Das gilt für viele Firmen, wie Christian Grünzweig, Geschäftsführer von Anaxam, sagte. Die dafür nötigen Anlagen seien viel grösser als Laborinstallationen, einzelne Unternehmen hätten gar nicht die Möglichkeit, in diesem Massstab zu forschen. Er verglich Anaxam mit einem Schweizer Sackmesser: «Wir erfinden es nicht neu, sondern fügen weitere Werkzeuge hinzu.» So könnten mit PSI-Anlagen zum Beispiel Keramikbauteile für Stromisolatoren, Partikelfilter von Dieselmotoren oder Handy- Akkus untersucht werden.

Anaxam richte sich auf die Bedürfnisse der Industrie aus und biete Firmen einen einzigen Ansprechpartner für ihre Forschungswünsche: «Der Wurm muss nicht dem Angler schmecken, sondern dem Fisch», verglich Grünzweig.

Es gehe darum, Firmenvertretern die Möglichkeiten der Forschung am PSI aufzuzeigen, gemeinsam ein konkretes Analyseprojekt zu erarbeiten und dieses so durchzuführen, dass die Resultate den Unternehmen möglichst grossen Nutzen bringen. Anaxam biete völlig neue Chancen für die Industrie und verschiebe dadurch die Grenze des Machbaren, erklärte Grünzweig.

Fachhochschule schafft Kontakte zu Industriebetrieben im Aargau

«Die Industrie muss natürlich auch von diesem Angebot wissen», sagte Jürg Christener, Direktor der Hochschule für Technik an der Fachhochschule Nordwestschweiz. Die FHNW habe dank Projekten ihrer Studenten und Abgänger viele Kontakte zu Industriebetrieben im Aargau und könne diese auf Anaxam aufmerksam machen. «Wir sehen uns als Bindeglied zwischen Forschung und Industrie, das ist unsere Rolle», sagte Christener.

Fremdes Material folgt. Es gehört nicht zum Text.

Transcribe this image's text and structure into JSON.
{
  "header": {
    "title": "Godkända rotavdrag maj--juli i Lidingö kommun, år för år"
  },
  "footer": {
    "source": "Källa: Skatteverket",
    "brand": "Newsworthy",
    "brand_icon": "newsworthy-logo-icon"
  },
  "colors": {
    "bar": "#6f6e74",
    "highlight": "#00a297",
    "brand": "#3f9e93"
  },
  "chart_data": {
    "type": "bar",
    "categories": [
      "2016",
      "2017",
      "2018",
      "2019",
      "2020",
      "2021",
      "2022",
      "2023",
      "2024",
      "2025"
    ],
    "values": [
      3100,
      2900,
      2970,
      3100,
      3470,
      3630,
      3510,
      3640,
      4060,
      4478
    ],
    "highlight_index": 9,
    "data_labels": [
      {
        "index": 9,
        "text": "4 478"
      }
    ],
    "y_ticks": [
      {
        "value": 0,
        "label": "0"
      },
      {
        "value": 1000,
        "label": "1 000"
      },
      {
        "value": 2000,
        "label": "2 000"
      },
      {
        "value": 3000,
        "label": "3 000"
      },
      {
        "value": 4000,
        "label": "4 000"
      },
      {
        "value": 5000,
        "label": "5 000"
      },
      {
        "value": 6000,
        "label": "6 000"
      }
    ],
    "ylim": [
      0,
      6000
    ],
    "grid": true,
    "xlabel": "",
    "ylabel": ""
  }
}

Anaxam ist eines von zwei Technologie-Transferzentren in der Schweiz, die vom Dachverband AM-TTC finanziell gefördert werden. Gelder beantragt hatten insgesamt neun Zentren, berücksichtigt wurde neben Anaxam noch eines im Kanton Solothurn, wie Lars Sommerhäuser, Geschäftsführer des Dachverbandes, sagte.

Die neuen Zentren sind ein Teil des Aktionsplans Digitalisierung und sollen helfen, Technologien schneller industrietauglich zu machen. Heute klaffe hier eine Lücke: Bei den Forschungsergebnissen und Patenten belege die Schweiz einen Spitzenplatz, nur wenige Technologien fänden aber den Weg in die industrielle Anwendung, sagte Sommerhäuser.